Com essa visão cristã da história, podemos considerar o momento histórico do nascimento de Cristo. Evidentemente, a Providência escolheu o momento mais conveniente para o nascimento do Menino Deus, a plenitude dos tempos como diz São Paulo (Gal. 4,4), quando o mundo havia chegado na plenitude de sua preparação para recebê-lo. Consideremos o tempo do nascimento de Jesus nos seus dois principais componentes – o Império Romano e o Povo Judeu – e vejamos como preparam a vinda do Salvador. A preparação para a vinda do Messias se fez por aspectos negativos, quer dizer, pelas graves deficiências que exigiam uma solução, e por aspectos positivos, quer dizer, por aspectos que favoreciam a vinda de Cristo.
Comecemos pelo Império Romano, pelo mundo pagão e pelo aspecto negativo, pelas suas deficiências. Religiosamente, o mundo pagão estava em grande decadência. A mistura de inúmeras religiões, com as mais diversas origens, levava muitos ao ateísmo e muitos outros à superficialidade e ao culto de supostos deuses com paixões desenfreadas. O culto envolvia muitas vezes impurezas e grandes crueldades. O estado religioso do mundo pagão era uma calamidade.
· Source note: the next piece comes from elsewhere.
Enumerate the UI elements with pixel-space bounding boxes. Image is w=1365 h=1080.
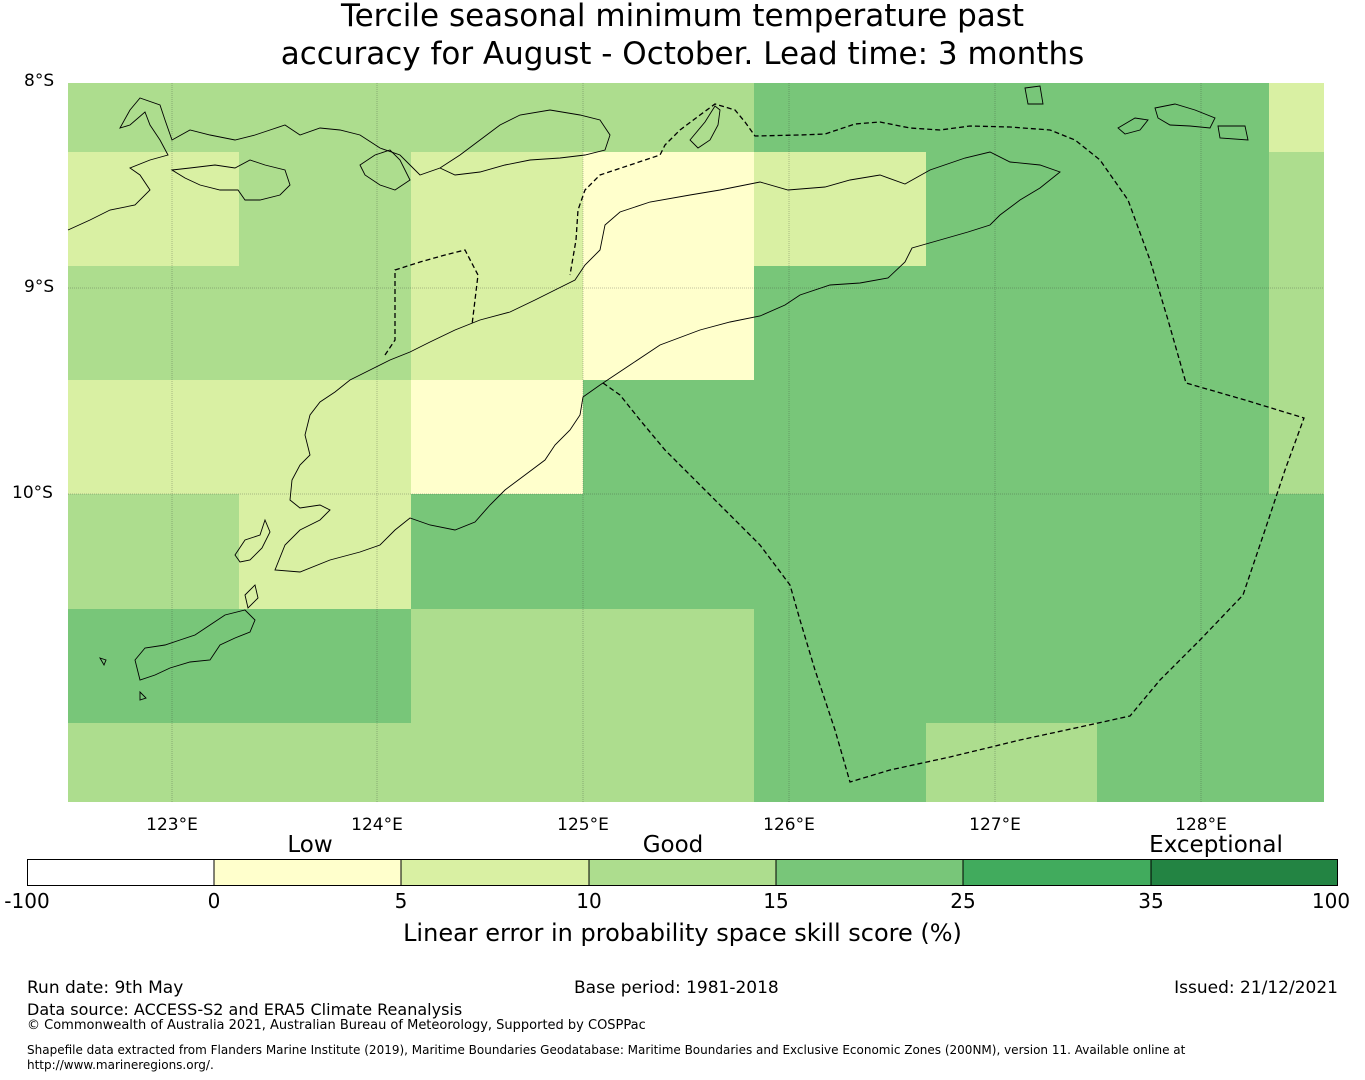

Também o pensamento no mundo romano havia declinado muito. As duas filosofias dominantes eram o epicurismo e o estoicismo. O epicurismo professava a satisfação das paixões e a fuga da dor, o aproveitamento mundano da vida. O estoicismo era panteísta e professava o erro de que qualquer sentimento era necessariamente ruim. Acreditavam também no destino, destruindo a liberdade humana, e negavam a existência da alma. Portanto, também no campo do pensamento, o mundo romano-pagão estava em considerável decadência. Navida social, a família estava muito longe de sua perfeição. O pai era muitas vezes como um tirano, podendo, por exemplo, reconhecer ou rechaçar seu filho recém-nascido. A mulher, conforme a lei romana, podia também divorciar-se frequentemente, ao ponto que Sêneca dizia que as matronas romanas contavam seus anos de vida pelos maridos que haviam tido. A família, base da sociedade, estava destroçada. A vida moral, diante de tudo isso, era lamentável. São Paulo e mesmo alguns autores pagãos descrevem muito bem a situação, que culmina nas práticas contra a natureza (homossexuais). Dois fatores que muito contribuíam para a dissolução moral eram o luxo e as diversões excessivas, nos dizem os historiadores. A situação da humanidade pagã era dramática. Era necessária a vinda do Salvador.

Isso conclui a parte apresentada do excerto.